Where the rule applies the effect is that the disposal consideration for the shares is increased by a just and reasonable amount to counter the tax advantage obtained. The adjustment will take into account the overall tax consequences of the arrangements, TCGA92/S31(2). For example, if the arrangements have the effect of reducing consideration for a sale of shares by 200 but also have the direct consequence of triggering a degrouping charge gain of 50, then an adjustment of 150 may be appropriate.

Relevant assets

The rule applies to a reduction in value of a “relevant asset” because otherwise it would be possible to reduce the value of the target company, transfer that company to another group company with a capital gains cost corresponding to that reduced value (known as “enveloping”) and then sell the shares in the second company to the purchaser. CG46808 provides further background. A relevant asset is any asset owned by the vendor group at the time of the disposal, TCGA92/S31(3)(a). See example 3 in CG48560.

Increases in value

Because it is possible for an asset to be sold before it has been acquired then, in such circumstances, the rule can apply where the arrangements result in an increase in the value of a company, TCGA92/S31(4). See CG13270 for further background.

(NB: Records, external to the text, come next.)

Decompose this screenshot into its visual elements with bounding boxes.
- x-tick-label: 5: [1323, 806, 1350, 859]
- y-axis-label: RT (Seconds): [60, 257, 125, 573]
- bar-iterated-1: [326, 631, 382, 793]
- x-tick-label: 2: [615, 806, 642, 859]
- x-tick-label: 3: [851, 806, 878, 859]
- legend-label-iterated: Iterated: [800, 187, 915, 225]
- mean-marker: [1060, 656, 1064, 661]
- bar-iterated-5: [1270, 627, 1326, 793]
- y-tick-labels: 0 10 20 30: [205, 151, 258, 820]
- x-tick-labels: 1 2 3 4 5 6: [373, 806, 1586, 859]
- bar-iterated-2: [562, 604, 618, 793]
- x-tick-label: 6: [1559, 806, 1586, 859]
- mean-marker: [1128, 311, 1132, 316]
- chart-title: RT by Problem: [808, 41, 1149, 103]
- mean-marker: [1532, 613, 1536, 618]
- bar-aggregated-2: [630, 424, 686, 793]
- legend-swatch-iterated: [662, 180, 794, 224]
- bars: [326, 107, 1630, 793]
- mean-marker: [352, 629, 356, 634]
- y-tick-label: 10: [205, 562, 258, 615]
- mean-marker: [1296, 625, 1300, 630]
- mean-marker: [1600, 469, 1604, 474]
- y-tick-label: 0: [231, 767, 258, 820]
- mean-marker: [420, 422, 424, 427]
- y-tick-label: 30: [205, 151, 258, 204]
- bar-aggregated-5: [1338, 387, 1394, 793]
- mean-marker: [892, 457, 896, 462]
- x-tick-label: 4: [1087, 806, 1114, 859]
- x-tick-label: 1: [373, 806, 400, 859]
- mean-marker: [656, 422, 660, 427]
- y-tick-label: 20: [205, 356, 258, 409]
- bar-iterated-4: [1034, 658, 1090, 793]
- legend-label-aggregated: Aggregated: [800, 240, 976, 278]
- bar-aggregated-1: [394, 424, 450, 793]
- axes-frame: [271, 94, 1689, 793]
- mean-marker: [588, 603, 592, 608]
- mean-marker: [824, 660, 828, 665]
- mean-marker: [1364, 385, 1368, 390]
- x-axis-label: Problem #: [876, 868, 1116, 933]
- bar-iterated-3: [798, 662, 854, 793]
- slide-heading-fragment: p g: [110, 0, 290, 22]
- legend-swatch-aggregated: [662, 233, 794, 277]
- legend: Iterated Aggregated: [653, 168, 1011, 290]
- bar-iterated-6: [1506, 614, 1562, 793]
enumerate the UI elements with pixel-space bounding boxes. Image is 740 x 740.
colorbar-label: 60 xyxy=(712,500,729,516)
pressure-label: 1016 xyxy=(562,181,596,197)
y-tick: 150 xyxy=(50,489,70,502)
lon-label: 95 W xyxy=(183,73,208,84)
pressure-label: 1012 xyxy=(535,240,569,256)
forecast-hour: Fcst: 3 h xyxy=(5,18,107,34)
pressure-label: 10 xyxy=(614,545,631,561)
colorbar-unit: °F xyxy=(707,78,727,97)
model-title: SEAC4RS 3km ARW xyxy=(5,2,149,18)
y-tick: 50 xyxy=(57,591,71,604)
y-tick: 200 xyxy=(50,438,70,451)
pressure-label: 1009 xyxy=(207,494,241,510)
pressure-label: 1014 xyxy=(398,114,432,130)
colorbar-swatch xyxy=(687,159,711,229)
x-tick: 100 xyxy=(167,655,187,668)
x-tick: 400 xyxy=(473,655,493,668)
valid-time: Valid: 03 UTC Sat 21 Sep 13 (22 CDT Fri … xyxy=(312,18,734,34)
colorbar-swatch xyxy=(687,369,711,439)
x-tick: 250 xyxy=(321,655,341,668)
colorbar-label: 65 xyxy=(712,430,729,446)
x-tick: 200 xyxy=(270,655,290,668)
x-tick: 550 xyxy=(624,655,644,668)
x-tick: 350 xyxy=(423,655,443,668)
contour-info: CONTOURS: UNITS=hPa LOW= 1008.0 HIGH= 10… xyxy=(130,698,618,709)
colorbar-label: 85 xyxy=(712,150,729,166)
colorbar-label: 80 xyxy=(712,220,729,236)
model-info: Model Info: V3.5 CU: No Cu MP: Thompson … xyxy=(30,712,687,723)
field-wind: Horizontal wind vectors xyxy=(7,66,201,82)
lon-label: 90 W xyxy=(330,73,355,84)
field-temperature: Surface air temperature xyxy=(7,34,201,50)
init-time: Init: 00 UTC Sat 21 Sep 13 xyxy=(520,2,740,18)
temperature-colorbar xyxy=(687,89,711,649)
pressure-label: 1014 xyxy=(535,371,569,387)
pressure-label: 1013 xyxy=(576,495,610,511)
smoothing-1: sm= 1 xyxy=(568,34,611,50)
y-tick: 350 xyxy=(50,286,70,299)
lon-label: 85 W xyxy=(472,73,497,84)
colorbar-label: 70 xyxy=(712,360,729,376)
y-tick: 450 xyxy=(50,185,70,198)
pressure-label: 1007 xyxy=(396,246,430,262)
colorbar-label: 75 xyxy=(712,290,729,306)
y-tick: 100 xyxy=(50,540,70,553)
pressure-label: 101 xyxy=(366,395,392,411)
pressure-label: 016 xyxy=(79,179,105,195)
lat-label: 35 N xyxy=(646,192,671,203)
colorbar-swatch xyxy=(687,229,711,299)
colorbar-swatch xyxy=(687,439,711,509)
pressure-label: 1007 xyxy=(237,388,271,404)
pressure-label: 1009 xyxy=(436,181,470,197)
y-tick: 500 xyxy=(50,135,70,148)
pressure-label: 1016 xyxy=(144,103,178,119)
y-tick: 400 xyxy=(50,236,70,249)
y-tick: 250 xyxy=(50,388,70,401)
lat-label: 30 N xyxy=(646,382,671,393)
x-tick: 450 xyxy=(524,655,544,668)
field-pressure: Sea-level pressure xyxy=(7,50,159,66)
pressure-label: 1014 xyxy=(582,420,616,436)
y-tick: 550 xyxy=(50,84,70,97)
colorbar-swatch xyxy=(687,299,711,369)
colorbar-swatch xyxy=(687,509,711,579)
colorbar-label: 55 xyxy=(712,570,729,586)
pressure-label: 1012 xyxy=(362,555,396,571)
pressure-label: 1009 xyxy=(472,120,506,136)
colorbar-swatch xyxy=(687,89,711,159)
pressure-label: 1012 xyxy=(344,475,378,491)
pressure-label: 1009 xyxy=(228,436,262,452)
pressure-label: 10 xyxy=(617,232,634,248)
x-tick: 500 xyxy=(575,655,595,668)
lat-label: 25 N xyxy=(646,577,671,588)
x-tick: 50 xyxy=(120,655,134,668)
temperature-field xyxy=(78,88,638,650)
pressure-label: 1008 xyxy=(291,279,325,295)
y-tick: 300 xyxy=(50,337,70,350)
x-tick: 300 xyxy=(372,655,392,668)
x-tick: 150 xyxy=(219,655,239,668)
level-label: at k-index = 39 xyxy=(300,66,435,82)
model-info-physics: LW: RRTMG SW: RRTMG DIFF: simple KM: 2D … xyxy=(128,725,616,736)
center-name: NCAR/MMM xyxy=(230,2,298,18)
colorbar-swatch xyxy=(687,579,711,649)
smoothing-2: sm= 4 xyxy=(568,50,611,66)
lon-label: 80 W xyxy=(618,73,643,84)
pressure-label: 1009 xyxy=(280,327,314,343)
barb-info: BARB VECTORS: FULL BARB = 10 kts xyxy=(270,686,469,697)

Interaction with TCGA92/S29

TCGA92/S29 creates a deemed disposal of shares where, rather than simply selling shares in the target company, that company issues further shares to the purchaser or the rights in existing shares are altered. TCGA92/S29 operates where this results in a movement of value to the purchaser. There will be a deemed disposal if the value of the target company has been reduced by arrangements covered by TCGA92/S31 before the shares are issued or have their rights altered, TCGA92/S31(5) & (6). See CG13220 for guidance on TCGA92/S29.

Meaning of “securities”

The rule applies for the purposes of Corporation Tax to disposals of shares or securities. TCGA92/S31(7) provides that the meaning of “securities” is that given by TCGA92/S132. Examples of a security include the loan stock or similar security of any company, whether secured or unsecured. There is further guidance CG53400+.